Jumbo supermarket gladly contributes to the local economy

13 June 2017 - Published by Alfred Kazemier
For the Reframe-project we interviewed several companies and organizations that are working on local food chains in several ways. This time we interviewed Frits Gosman who works for the Jumbo Maripaan Group, one of the biggest supermarket concerns in the Netherlands.

The Jumbo Maripaan Group in the North

Consumers are becoming more conscious about what they eat and how they want their food. The supermarket world responds to this like no other. We are constantly busy with this at our stores as well, says Frits Gosman E-Commerce Manager at the Jumbo Maripaan Group from Drachten. In 2002, the first Jumbo Maripaan store was opened in the North of the Netherlands. Meanwhile, the franchise company consists of a service office in Drachten and 14 Jumbo supermarkets in the North. The target is 10% less waste and a doubling of the number of customers to 20 million in 2020. “A tough target, but no problem for Jumbo. We pretty much met our previous target of 15 stores in 2015!”

Investing in unique products

The online market is growing and the traditional supermarket is changing. Supermarkets have to have something to offer and experience. Food markets are becoming more standard in the Jumbo supermarkets. “We see that people are becoming more conscious about what they eat and unique products do well, especially local products. And we want to stimulate the regional economy. That’s why we choose local products for our stores. If they are good and unique products that are in demand, and we have confidence in the turnaround, we’ll be willing to invest.”

Buzz in the store

"Another idea we want to try is a local market in the store. Farmers and producers can have their own stand and sell their products. This creates an additional experience in the supermarket and what could be more fun than a weekly local market with local produce! The products that appeal to consumers can then be added to the store. We are keen on making this happen: we continuously follow the wishes of consumers by experimenting and doing. Experimenting is one of the advantages of being an entrepreneur.”

From small to big player

"We started as a small player. In the meantime, we’ve grown into a big party and we can do a lot in the market. We think it’s important that local entrepreneurs have an opportunity to sell their products. Jumbo has worked with many external local suppliers from the start. To keep the supply affordable – our supermarket works with low margins - the Maripaan Group decided to scale up the distribution of local products. Several products now run through one distributor or headquarters. For this reason, various local products can be found in our stores such as Groningen beers and De Kleine Soepfabriek (The Little Soup Factory). The latter also started small, with pans on the fire.
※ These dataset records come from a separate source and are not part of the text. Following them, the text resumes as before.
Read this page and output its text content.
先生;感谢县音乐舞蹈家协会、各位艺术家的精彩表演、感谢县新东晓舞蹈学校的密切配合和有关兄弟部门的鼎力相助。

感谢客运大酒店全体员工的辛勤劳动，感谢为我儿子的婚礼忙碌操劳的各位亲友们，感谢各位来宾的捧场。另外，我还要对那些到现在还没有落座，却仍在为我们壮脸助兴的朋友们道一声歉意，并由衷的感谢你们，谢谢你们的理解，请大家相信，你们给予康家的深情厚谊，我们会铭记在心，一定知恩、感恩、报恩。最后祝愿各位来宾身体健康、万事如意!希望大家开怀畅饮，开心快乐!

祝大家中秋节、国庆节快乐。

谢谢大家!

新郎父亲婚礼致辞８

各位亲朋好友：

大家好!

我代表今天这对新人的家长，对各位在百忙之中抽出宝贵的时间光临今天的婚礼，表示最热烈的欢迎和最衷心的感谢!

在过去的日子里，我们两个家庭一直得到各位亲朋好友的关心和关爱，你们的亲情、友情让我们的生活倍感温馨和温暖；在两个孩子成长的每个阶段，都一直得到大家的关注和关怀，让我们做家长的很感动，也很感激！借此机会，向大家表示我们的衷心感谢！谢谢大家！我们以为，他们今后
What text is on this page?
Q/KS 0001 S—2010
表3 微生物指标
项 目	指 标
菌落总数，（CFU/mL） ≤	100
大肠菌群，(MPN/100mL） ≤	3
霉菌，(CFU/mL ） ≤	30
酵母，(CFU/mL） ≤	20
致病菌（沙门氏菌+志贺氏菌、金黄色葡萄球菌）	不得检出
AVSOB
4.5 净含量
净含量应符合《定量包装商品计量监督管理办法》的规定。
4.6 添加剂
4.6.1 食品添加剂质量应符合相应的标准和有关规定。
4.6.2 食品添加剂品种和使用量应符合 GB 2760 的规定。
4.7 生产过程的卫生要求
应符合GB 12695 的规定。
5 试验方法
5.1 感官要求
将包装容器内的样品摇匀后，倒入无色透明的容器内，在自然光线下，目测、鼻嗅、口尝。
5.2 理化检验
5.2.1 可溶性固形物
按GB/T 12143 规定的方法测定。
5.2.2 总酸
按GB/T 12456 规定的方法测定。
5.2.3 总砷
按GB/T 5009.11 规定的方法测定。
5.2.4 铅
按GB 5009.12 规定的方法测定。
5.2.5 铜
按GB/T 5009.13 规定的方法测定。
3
They now deliver nationwide and we have their products in our store. We also work a lot with De Zaaister, a big organic supplier from the North. The condition is that the product is unique and that it can handle mass production. “We can’t say ‘no’ to one of our 14 stores, although we do experiment with typical products from Groningen and Friesland. If the product sells well, we then distribute it to our other stores. A good example is honey made in the city of Groningen. I was very fond of it and I would have liked to have in the store. I would have definitely sold it. Unfortunately, the producers could not deliver in large numbers,” said Frits.

Ketentafel Voedsel Stad & Ommeland [Chain Table Food City & Surroundings]

In 2015, the municipality of Groningen founded the Ketentafel Voedsel Stad & Ommeland. More than 30 people from very different organizations joined this table: businesses, government, NGOs, professionals, consumers and students. Frits Gosman has been added on behalf of Jumbo last year. Frits explains: “The chain table gives me a lot. The aim is to encourage cooperation between local products all the way up to the seller. I get to know various parties in the chain and I’m more aware of what’s going on among farmers and other producers. For example, I heard of yellow cauliflowers that are of fine quality but not consumer-worthy because of their colour. This bothered producers. What if we use our green farmers and sell cauliflower against a low price and farmers could get rid of 140 crates. There might be some obstacles in terms of regulation but why shouldn’t we help these farmers? The only thing we need to know is that it is a reliable supplier that delivers quality. The chain table has broadened my network, it keeps me up to date on these issues and I can discuss these in our team.”

In conclusion: the Jumbo Maripaan Group likes to give local entrepreneurs an opportunity, in any form. “We are a big player and can do a lot in the market. We do not abuse our position, on the contrary: if products have an added value, we will help and therefore stimulate the local economy!”